Uit artikel 5 van de Wahv volgt het uitgangspunt dat wanneer een gedraging wordt geconstateerd, de ambtenaar de bestuurder staande houdt en zijn identiteit vaststelt, zodat hem een sanctie kan worden opgelegd. Slechts wanneer er geen reële mogelijkheid is geweest om de identiteit van de bestuurder vast te stellen, mag de sanctie aan de kentekenhouder worden opgelegd.
In het zaakoverzicht staat vermeld dat de ambtenaar niet de mogelijkheid had om de bestuurder staande te houden, omdat hij op dat moment in een voertuig reed zonder “stop transparant”. De verklaring van de verbalisant is naar het oordeel van de kantonrechter te summier. De enkele vermelding in het zaakoverzicht dat de verbalisant niet heeft staande gehouden omdat er geen stoptransparant was, is onvoldoende. De verbalisant had dit nader moeten toelichten, omdat er in dit geval sprake was van een dienstvoertuig. De kantonrechter ziet geen reden om de officier van justitie alsnog in de gelegenheid te stellen om een aanvullend proces-verbaal op te laten maken. De boete is dus ten onrechte met toepassing van artikel 5 WAHV opgelegd aan betrokkene als kentekenhouder. Het beroep is daarom gegrond. De beschikking waarbij de boete is opgelegd en de beslissing van officier van justitie zullen worden vernietigd.

De uitspraak

De kantonrechter:
‒ verklaart het beroep gegrond;
‒ vernietigt de beslissing van de officier van justitie en de beschikking waarbij de
boete is opgelegd;
‒ bepaalt dat de officier van justitie het bedrag dat betrokkene als zekerheidstelling heeft betaald, aan betrokkene terugbetaalt.
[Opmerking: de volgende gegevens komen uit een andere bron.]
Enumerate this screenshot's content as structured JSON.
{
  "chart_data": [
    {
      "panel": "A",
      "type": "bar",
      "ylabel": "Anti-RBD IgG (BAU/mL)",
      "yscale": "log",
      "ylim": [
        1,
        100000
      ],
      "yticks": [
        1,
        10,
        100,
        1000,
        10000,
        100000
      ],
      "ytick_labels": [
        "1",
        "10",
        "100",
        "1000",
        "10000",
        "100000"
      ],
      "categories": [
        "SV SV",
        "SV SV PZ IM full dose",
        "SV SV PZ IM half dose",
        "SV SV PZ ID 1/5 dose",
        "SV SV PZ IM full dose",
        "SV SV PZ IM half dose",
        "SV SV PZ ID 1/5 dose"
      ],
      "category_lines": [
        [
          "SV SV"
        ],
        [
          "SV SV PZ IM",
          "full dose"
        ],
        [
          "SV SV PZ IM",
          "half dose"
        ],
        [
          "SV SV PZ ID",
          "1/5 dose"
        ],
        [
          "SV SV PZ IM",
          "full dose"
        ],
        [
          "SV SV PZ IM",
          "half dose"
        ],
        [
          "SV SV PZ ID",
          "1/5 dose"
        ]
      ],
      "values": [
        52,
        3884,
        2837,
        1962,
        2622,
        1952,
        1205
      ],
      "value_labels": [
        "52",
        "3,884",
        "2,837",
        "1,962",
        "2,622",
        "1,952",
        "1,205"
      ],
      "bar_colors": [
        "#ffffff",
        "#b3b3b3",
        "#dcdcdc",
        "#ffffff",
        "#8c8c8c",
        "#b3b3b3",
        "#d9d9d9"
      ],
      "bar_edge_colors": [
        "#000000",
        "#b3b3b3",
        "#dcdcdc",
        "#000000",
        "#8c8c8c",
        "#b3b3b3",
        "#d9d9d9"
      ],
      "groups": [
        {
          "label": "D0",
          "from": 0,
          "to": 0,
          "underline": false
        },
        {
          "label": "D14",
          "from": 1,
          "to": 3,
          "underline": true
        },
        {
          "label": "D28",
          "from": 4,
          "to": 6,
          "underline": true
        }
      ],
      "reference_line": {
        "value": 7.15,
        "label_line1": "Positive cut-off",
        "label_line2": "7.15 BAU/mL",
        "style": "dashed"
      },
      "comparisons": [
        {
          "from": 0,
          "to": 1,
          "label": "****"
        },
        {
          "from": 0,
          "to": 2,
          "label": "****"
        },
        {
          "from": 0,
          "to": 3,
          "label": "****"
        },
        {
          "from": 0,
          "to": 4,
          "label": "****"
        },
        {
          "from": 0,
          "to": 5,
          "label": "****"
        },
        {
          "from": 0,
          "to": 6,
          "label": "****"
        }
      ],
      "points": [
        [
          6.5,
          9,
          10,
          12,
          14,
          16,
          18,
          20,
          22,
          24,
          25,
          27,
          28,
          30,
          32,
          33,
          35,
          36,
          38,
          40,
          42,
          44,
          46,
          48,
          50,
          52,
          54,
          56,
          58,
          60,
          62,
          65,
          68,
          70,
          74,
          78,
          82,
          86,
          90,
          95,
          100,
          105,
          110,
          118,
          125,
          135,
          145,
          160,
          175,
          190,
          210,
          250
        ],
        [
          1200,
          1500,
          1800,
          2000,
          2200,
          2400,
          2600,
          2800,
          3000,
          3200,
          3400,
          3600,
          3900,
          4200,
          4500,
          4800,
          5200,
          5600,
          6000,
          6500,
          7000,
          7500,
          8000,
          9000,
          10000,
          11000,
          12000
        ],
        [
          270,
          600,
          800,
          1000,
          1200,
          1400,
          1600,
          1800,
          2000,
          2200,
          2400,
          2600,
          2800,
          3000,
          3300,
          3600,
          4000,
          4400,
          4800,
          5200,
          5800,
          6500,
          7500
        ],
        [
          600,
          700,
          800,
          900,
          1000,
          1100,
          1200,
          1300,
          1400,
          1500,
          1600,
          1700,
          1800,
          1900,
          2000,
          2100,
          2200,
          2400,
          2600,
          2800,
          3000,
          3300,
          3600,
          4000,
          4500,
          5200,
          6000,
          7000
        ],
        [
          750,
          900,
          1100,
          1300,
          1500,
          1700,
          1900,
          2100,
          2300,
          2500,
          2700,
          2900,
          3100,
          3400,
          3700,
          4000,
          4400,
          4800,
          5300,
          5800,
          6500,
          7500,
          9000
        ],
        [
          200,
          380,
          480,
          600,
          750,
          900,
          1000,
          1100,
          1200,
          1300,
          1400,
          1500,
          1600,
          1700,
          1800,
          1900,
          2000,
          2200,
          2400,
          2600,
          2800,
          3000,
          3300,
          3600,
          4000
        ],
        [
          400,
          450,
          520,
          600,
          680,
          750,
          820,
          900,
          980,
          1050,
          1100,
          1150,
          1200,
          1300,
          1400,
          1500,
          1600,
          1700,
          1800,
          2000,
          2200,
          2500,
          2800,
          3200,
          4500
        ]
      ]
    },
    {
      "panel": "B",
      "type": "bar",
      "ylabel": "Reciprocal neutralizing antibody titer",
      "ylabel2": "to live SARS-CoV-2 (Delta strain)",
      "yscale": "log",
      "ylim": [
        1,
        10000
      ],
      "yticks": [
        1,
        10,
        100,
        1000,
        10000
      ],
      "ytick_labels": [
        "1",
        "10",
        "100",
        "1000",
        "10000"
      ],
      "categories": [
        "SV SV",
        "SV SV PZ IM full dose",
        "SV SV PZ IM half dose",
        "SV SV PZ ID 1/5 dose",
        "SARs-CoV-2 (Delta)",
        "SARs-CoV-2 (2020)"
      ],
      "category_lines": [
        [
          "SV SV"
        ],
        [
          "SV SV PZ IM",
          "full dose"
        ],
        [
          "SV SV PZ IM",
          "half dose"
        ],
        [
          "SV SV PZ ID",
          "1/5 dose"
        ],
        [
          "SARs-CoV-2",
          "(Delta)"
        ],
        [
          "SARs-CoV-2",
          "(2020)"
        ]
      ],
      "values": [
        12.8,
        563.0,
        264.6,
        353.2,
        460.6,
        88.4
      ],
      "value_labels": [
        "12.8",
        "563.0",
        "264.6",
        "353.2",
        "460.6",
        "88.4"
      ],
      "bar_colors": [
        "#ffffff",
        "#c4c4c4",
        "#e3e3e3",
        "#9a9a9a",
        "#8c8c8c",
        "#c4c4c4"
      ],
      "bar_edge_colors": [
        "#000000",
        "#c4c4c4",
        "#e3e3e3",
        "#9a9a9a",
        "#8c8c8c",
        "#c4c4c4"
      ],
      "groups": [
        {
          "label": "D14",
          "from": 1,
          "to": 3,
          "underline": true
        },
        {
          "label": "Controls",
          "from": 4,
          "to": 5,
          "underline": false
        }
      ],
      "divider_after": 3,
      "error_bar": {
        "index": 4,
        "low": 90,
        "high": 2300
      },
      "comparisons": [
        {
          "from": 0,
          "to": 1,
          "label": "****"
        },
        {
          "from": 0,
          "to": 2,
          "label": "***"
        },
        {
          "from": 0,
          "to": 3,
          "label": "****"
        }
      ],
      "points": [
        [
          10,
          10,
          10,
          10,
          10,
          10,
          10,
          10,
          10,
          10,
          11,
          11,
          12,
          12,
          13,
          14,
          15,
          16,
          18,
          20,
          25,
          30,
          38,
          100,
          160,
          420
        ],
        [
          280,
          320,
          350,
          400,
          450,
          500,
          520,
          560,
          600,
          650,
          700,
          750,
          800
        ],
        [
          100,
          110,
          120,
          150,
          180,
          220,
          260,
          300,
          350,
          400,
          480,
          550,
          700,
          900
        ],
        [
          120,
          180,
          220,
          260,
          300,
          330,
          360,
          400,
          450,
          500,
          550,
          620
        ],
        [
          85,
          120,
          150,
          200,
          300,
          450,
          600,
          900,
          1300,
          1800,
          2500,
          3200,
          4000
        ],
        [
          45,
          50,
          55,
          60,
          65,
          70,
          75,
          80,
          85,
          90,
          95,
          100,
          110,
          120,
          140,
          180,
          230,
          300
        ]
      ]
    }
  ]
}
Deze uitspraak is gedaan door mr. I.H. Lips, kantonrechter, bijgestaan door de griffier, en in het openbaar uitgesproken.
De griffier De kantonrechter
Tegen deze uitspraak kan op grond van artikel 14 WAHV hoger beroep worden ingesteld bij het gerechtshof Arnhem-Leeuwarden, binnen 6 weken na de hieronder vermelde dag van toezending. Hoger beroep is in beginsel alleen mogelijk als de boete in de uitspraak is bepaald op een bedrag van meer dan € 70,00. Het beroepschrift moet worden verzonden aan de afdeling Kanton van de rechtbank Noord-Holland, Postbus 251, 1800 BG Alkmaar. De wet gaat uit van een geheel schriftelijke procedure in hoger beroep, tenzij door u bij het beroepschrift uitdrukkelijk om een mondelinge behandeling van de zaak is verzocht.
Het instellen van hoger beroep per e-mail is niet mogelijk.